PD: It’s tripled in size in terms of how many people we’re playing to, but I think we’re doing 14 gigs, and we’re going to Ireland as well, doing Dublin and Belfast. We’re going back to Manchester and London, we did like 800 people at the Scala but this new venue we’re doing, the Brixton Electric, is like 1600 people so the capacities have gone right up. So, there must be more demand for it. So we’re gonna do it, make the set a little bit longer, learn a few more songs…I was honest with them, I said we’re gonna start with three b-sides, but not because we’re really creative but because we haven’t got any other fucking songs. Which is sort of true and not true really. Paul McCartney did that with Wings. They only had seven songs when they started. They used to turn up at universities and play seven songs, and go “we haven’t got any more so we’ll just play ‘em again.” So you get a 14-song set. I just thought we’d do “Wide Open Space” 9 times and have a big gap between the encores. Everyone loves that one after a few beers.

FL: Related question, of interest to people in the Americas, when might Spooky Action (album/tour) come our way?

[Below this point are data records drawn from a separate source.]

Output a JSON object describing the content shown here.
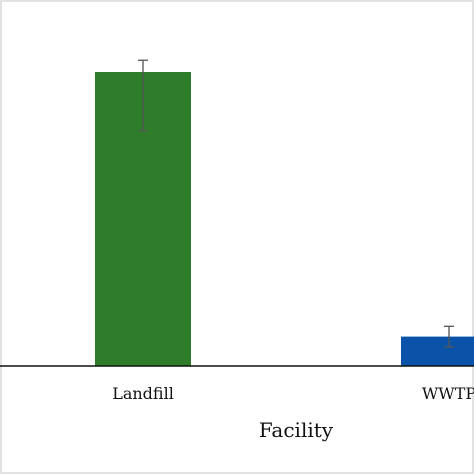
{
  "chart_data": {
    "type": "bar",
    "title": "",
    "xlabel": "Facility",
    "ylabel": "",
    "categories": [
      "Landfill",
      "WWTP"
    ],
    "series": [
      {
        "values": [
          100,
          10
        ],
        "error": [
          [
            80,
            104
          ],
          [
            6.5,
            13.5
          ]
        ],
        "colors": [
          "#2e7d2b",
          "#0b53a8"
        ]
      }
    ],
    "ylim": [
      0,
      125
    ],
    "grid": false,
    "legend": "none"
  }
}
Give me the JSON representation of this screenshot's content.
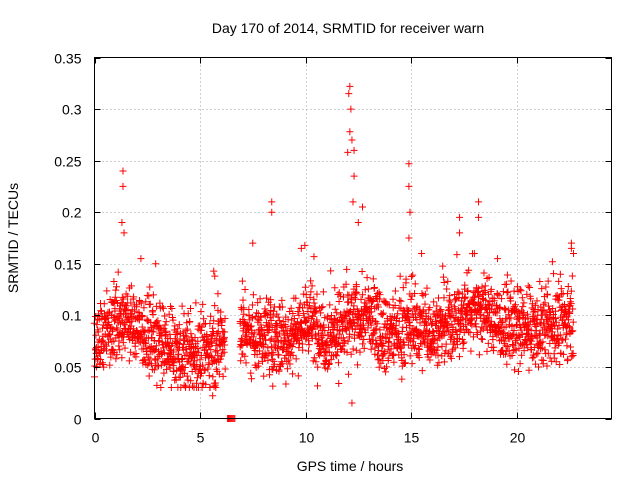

PD: Well, you know…I just don’t think anyone gives a shit about me in America. I honestly don’t. Like if we put a gig on in New York, how many people would turn up? By the end of this album, if we can’t get over to America as a band, realistically by the end of this band cycle or in the next few years, we probably could go over and do like New York, Boston, San Francisco, LA, probably…maybe Washington at a push. Maybe Philadelphia. You know, just the Anglophile towns. You could do a few. But that might not be financially feasible. So it might be just a case of just going and doing just a couple of acoustic shows, like a New York and an LA one. And I’m up for that. In my mind, when we finish touring, of course we’re doing this February-March tour and then we’ve got to do the festival season in the UK…we’re really looking in to see if we can do Hong Kong, Tokyo, maybe an Australian gig as well. There was loads of Japanese fans at the gigs, loads of Chinese people as well, which blew me away. Cuz when Mansun was going 20 years ago, it was unheard of for Chinese fans to travel over. But we went to Hong Kong a few times, so there’s people at the gigs from Beijing, Shanghai, you know, it was amazing. So I’m up for doing mainland China, but it’s whether it’s financially viable. We’ve got to see. We’ve got to see. We’ve just put a new single out, “Grey House” now, and it’s like will Radio 6 play it in the UK, will it get radio play, or will they just ignore us like usual? So if they just ignore us, then it’ll just be a case of I’ve just got to carry on playing to you know, my own audience, the audience we built up through Mansun, or people like yourself who discovered Mansun and would have an interest in it. So we’re gonna have to really work it and build it. But who knows? At the end, I might just head over and sit in a corner in Brooklyn and sing “Wide Open Space” 9 times.

FL: That’s a solid plan.
PD: That’s my plan at the moment for conquering America. And I’m just gonna keep singing it at them. I’m gonna get on the Greyhound and go into every town until they just give up and rerelease it.